“The Key Is Failure”: James Schamus on Indignation
Photo by Jeff Spicer/Getty
James Schamus has just begun his career as a director with this year’s Philip Roth adaptation Indignation, but he’s already had at least two other enviable careers. He’s an Oscar-nominated and double BAFTA-winning screenwriter, having penned the Ang Lee classics The Ice Storm and Crouching Tiger, Hidden Dragon, among others. And as the CEO of Focus Features, he produced and otherwise shepherded such films as Brokeback Mountain, Happiness, Walking and Talking and She’s the One, among many others. Having achieved success in these realms, Schamus set his sites on an adjacent one, the director’s chair in Indignation. He joined Paste recently to speak about the new film, and about what he’s learned over the course of a very full career.
Paste Magazine: Let’s talk about Indignation. Given everything that you’ve done in the past—working with one of the greatest film makers alive in Ang Lee and shepherding so many iconic, great projects as CEO of Focus Features—how do you sit down to write and then direct with a clear head? Without all of those experiences echoing through your brain as you sit down to direct for the first time?
James Schamus: The answer’s very simple. You could be the most accomplished, Nobel prize-winning physicist, the president of the student body of your high school and have starred off-Broadway in a Pulitzer prize-winning musical, but the fact is when you’re crossing the street and a truck turns the corner and is coming at you at 50 miles an hour, you’re going to jump. No matter who you are or what background you have. Your panic really helps overcome any of the potential challenges of being old and having an overblown ego.
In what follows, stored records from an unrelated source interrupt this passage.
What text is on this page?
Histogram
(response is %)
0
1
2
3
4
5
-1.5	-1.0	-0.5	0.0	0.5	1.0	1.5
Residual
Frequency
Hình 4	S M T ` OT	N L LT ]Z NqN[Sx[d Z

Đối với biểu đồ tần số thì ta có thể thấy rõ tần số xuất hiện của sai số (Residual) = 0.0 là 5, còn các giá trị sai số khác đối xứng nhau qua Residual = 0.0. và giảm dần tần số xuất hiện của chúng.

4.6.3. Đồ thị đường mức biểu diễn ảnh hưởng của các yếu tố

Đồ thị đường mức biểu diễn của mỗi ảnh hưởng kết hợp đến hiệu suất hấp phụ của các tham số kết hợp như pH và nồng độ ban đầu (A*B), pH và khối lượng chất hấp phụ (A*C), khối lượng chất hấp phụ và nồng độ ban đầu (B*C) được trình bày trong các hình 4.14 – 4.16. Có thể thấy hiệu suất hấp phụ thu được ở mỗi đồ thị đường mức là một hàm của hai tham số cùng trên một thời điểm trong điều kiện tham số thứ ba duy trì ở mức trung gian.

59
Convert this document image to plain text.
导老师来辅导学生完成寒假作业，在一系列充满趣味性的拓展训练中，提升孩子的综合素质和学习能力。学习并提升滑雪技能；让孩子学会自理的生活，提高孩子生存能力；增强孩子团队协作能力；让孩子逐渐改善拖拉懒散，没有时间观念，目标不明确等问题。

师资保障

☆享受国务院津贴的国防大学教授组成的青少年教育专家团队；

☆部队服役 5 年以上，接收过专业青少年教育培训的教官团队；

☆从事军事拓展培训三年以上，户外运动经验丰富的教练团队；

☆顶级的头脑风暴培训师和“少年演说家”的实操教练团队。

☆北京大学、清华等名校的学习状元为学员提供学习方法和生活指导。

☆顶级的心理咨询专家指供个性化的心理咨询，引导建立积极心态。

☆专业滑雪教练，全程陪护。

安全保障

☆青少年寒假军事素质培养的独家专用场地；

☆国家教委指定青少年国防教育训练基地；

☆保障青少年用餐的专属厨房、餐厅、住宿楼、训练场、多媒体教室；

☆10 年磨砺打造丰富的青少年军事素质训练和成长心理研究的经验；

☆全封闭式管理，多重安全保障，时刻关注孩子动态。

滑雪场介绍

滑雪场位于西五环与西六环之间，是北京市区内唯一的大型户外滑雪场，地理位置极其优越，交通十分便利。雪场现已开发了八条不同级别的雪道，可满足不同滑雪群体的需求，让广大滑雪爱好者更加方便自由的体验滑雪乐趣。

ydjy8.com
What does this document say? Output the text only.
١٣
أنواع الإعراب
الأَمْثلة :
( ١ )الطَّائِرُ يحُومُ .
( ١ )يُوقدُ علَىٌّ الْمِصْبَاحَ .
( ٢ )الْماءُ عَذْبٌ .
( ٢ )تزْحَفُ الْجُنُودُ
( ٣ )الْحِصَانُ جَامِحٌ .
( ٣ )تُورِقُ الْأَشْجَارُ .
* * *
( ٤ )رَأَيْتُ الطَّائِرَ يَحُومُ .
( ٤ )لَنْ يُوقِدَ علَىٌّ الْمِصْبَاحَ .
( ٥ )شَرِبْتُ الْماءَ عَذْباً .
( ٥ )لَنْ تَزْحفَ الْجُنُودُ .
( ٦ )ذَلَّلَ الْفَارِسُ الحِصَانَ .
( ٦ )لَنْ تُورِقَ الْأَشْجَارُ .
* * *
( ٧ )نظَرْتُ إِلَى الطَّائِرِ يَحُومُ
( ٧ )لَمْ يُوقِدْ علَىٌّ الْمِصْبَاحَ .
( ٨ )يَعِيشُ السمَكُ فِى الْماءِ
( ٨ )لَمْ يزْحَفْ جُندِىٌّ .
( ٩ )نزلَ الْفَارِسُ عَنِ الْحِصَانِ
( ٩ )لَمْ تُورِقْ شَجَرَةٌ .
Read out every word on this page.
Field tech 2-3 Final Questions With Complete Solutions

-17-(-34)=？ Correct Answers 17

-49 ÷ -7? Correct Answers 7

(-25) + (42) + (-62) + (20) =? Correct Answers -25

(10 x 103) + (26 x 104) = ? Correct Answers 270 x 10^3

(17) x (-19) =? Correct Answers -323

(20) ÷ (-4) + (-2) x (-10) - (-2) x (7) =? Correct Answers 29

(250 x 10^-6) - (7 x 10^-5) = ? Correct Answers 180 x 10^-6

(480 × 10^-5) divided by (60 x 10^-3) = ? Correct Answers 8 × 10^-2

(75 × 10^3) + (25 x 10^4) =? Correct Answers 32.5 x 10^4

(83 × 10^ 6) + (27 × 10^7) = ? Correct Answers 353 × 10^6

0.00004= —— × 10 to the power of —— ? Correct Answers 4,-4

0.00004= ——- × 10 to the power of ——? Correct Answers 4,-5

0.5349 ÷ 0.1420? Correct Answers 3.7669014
Paste: But then also there’s just a question of influence. There’s just a question of sitting down to write a song when you’ve been working with Dylan for 20 years—how do you sort through and find your own vision?
Schamus: It’s a good question because I did have to face those kind of issues. First, you just to admit failure before you begin. When you’re someone like me, having run a movie studio for example, the odds are pretty overwhelming that when you go out to make a movie, you’re probably going to be kind of embarrassed. I think I got lucky on this one. Maybe if they let me do it again, I’ll be embarrassed on the next one. But that’s everybody. I did sit down with my family and say, look, I’m going to try this and guess what? It will probably be pretty embarrassing. But that happens with all directors. There are great directors out there making great movies and then their next movie is, well, not so great. And then they go out to make another movie. The key to these kinds of careers is failure. You constantly run that risk, no matter what, so don’t let that stop you.
Paste: Sure.
Schamus: As for the question of influence—I did have to deal with that, very strong influences. But I made absolutely sure, once I made a commitment to make a movie, that those influences would be as subconscious as humanly possible. If I’m going to get a team together and make a movie, it’s going to be our movie. If it’s going to be a movie that we’re making in the shadow of, or in homage to, or in any way shape or form conscious of imitating somebody else, then the odds are it’s going to be a much worse movie than it otherwise would have been. I can’t make an Ang Lee movie, and if I tried I’d make a really bad one. All I can do is hope to make a really good James Schamus movie. So I just pushed aside any question of influence or any sense that I had to find a style to imitate, and we just went at it fresh.
Paste: And after?
Schamus: When the film was done, I was looking at it, sitting with friends and one of my assistants turned to me aand asked the same questions—who were your big influences? I still didn’t know yet. Looking at the film and trying to figure it out, you find some really weird surprises. It’s all so subconscious and repressed, but I was looking at it and thought, ‘This reminds me a bit of kind of mid-period Louis Malle.’ I never really thought about Louis Malle. I probably haven’t re-watched a Louis Malle movie in years. But when I was looking at it, I was like, oh right because he’s kind of weird, but he makes it look normal. The characters were actually completely on the edge of what would seem to be sustainable personalities for 20th and 21st century capitalist culture. And yet somehow the narratives work.